Of the top six mortgage lenders, by market share in 2015, only one, Nationwide, has decided to use the Prudential Regulation Authority’s (PRA) exemption for pound-for-pound remortgaging borrowers. Landlords remortgaging to Nationwide on a like-for-like basis who are not exceeding 65% loan-to-value will not be subjected to tougher affordability testing under the PRA’s new rules.
From the first of January, the PRA told regulated buy-to-let lenders they must either use an Interest Coverage Ratio (ICR) to assess borrows’ affordability, using a stress rate of 5.5% and an assessment of all property-related expenses and taxes, or complete an affordability assessment of applicants’ personal circumstances and rental income.
However, the PRA has offered a get-out clause for existing landlords shopping around for a new deal. It said, that to avoid existing borrowers being adversely affected when remortgaging, its new affordability rules do not apply if the landlord is not increasing the size of their current mortgage, irrespective of which lender that contract is with.
Despite this, the remaining five heavy-hitters, NatWest/RBS, HSBC, Santander, Barclays and Lloyds Banking Group are treating remortgaging borrowings the same as they would treat customers looking for a new loan.
A spokesperson for Santander said: “We are reviewing the market post-PRA paper and will look to further understand the new guidance to help customers moving between lenders.”
The high street’s attitude to its own borrowers, however, is more welcoming with five of the big six, confirming they were happy to allow their existing customers to be considered for a product switch without a new affordability assessment. NatWest stands apart on this approach.
A BM Solutions spokeswoman said: “Our customers who have come to the end of their fixed term and maintained existing payment arrangements will be eligible for a new product rate maintaining their current terms and conditions. As a responsible lender, we would carry out full mortgage affordability assessment for customers looking to remortgage with us from other lenders.”
NatWest’s Interest Coverage Ratio (ICR) of 145% of 5.5% applies indiscriminately across all types of buy-to-let borrowers, including its own customers who are product switching without capital raising.

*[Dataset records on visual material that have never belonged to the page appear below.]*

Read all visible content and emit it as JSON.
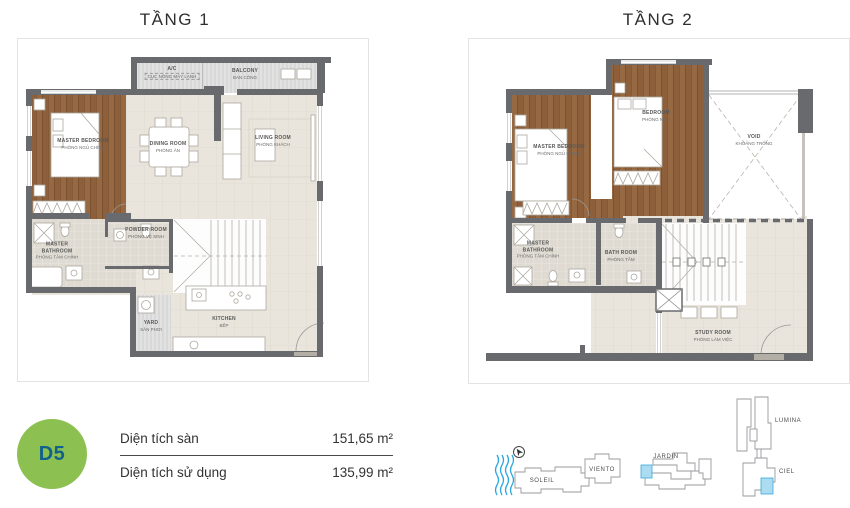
{
  "floor1": {
    "title": "TẦNG 1",
    "labels": {
      "ac": {
        "name": "A/C",
        "sub": "CỤC NÓNG MÁY LẠNH"
      },
      "balcony": {
        "name": "BALCONY",
        "sub": "BAN CÔNG"
      },
      "master_bedroom": {
        "name": "MASTER BEDROOM",
        "sub": "PHÒNG NGỦ CHÍNH"
      },
      "dining": {
        "name": "DINING ROOM",
        "sub": "PHÒNG ĂN"
      },
      "living": {
        "name": "LIVING ROOM",
        "sub": "PHÒNG KHÁCH"
      },
      "powder": {
        "name": "POWDER ROOM",
        "sub": "PHÒNG VỆ SINH"
      },
      "master_bath": {
        "name": "MASTER BATHROOM",
        "sub": "PHÒNG TẮM CHÍNH"
      },
      "yard": {
        "name": "YARD",
        "sub": "SÂN PHƠI"
      },
      "kitchen": {
        "name": "KITCHEN",
        "sub": "BẾP"
      }
    }
  },
  "floor2": {
    "title": "TẦNG 2",
    "labels": {
      "master_bedroom": {
        "name": "MASTER BEDROOM",
        "sub": "PHÒNG NGỦ CHÍNH"
      },
      "bedroom": {
        "name": "BEDROOM",
        "sub": "PHÒNG NGỦ"
      },
      "void": {
        "name": "VOID",
        "sub": "KHOẢNG TRỐNG"
      },
      "master_bath": {
        "name": "MASTER BATHROOM",
        "sub": "PHÒNG TẮM CHÍNH"
      },
      "bath": {
        "name": "BATH ROOM",
        "sub": "PHÒNG TẮM"
      },
      "study": {
        "name": "STUDY ROOM",
        "sub": "PHÒNG LÀM VIỆC"
      }
    }
  },
  "legend": {
    "unit_code": "D5",
    "rows": [
      {
        "label": "Diện tích sàn",
        "value": "151,65 m²"
      },
      {
        "label": "Diện tích sử dụng",
        "value": "135,99 m²"
      }
    ]
  },
  "sitemap": {
    "buildings": {
      "soleil": "SOLEIL",
      "viento": "VIENTO",
      "jardin": "JARDIN",
      "lumina": "LUMINA",
      "ciel": "CIEL"
    }
  },
  "colors": {
    "accent_green": "#8cc152",
    "unit_code_text": "#10618c",
    "water_blue": "#29a8df",
    "highlight_blue": "#abdcf2",
    "wall_gray": "#696a6d",
    "wood_brown": "#8d5f3a"
  }
}
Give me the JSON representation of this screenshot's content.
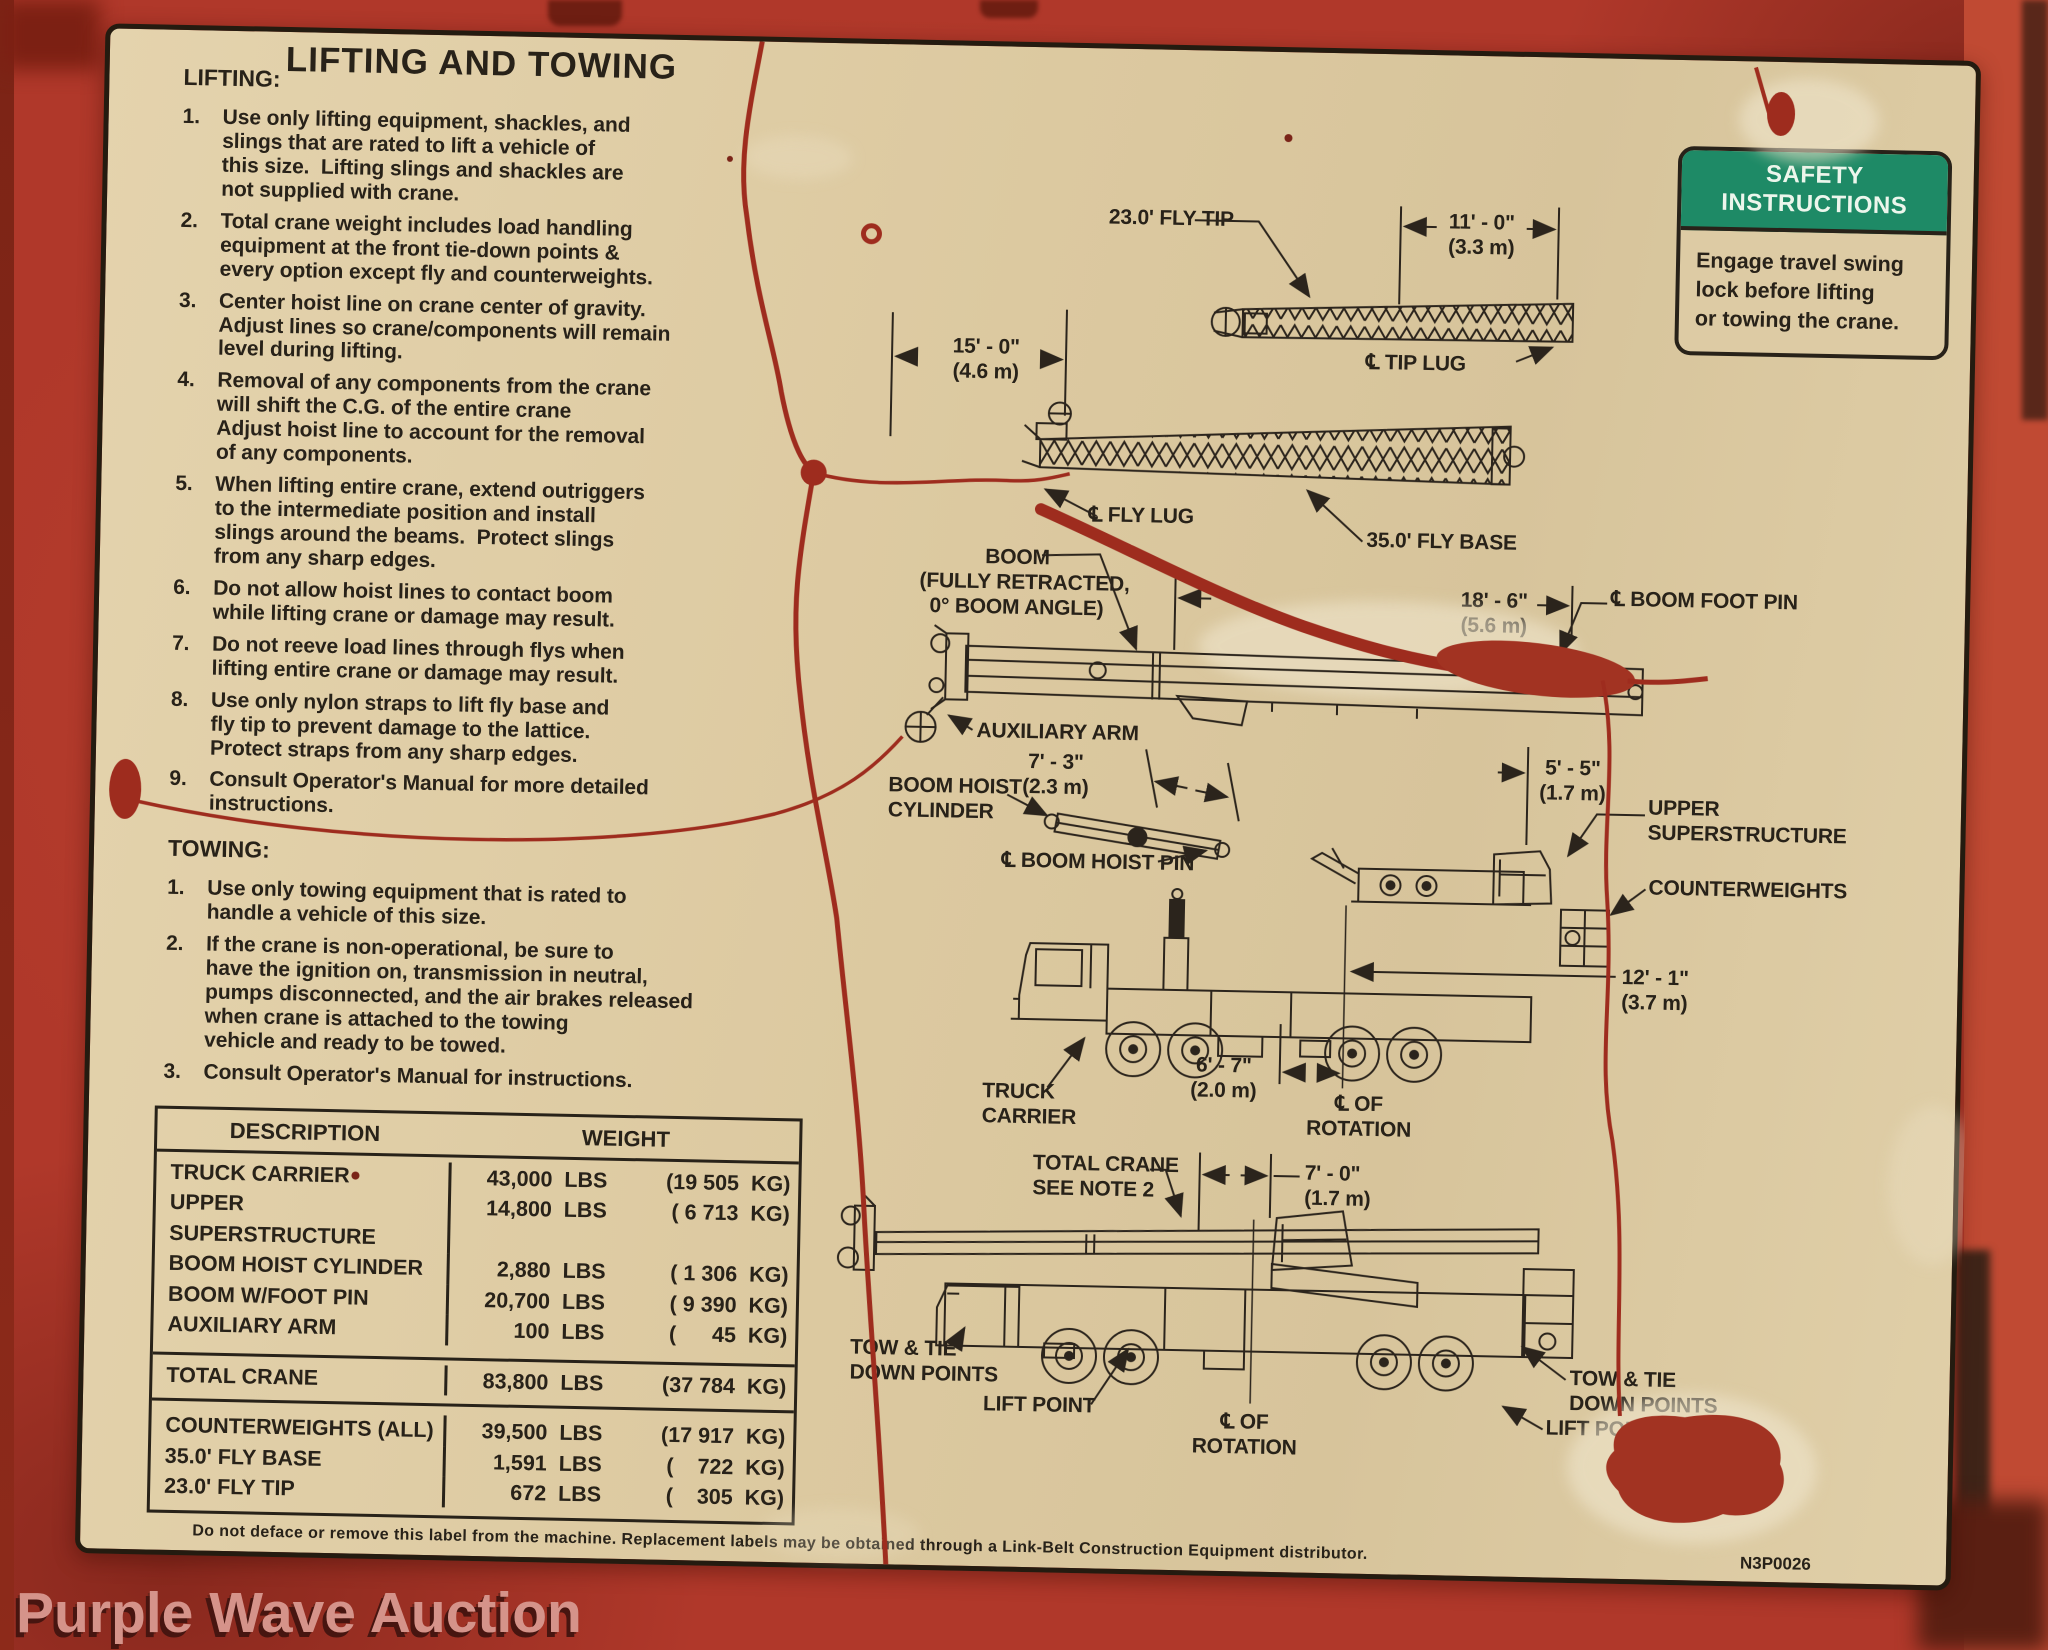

Away from the high street, some lenders are taking a more flexible view. Kent Reliance is not applying a minimum stress rate to pound-for-pound remortgages with rental cover assessed against the initial pay rate plus 1.05%.
Specialist buy-to-let lenders are tipped to be in pole position to grab market share in what is predicted to be flat market this year as they take advantage of the flexibilities offered by the PRA for the assessment of income.
Due to the receipt of later information, the story has been adjusted post-publication.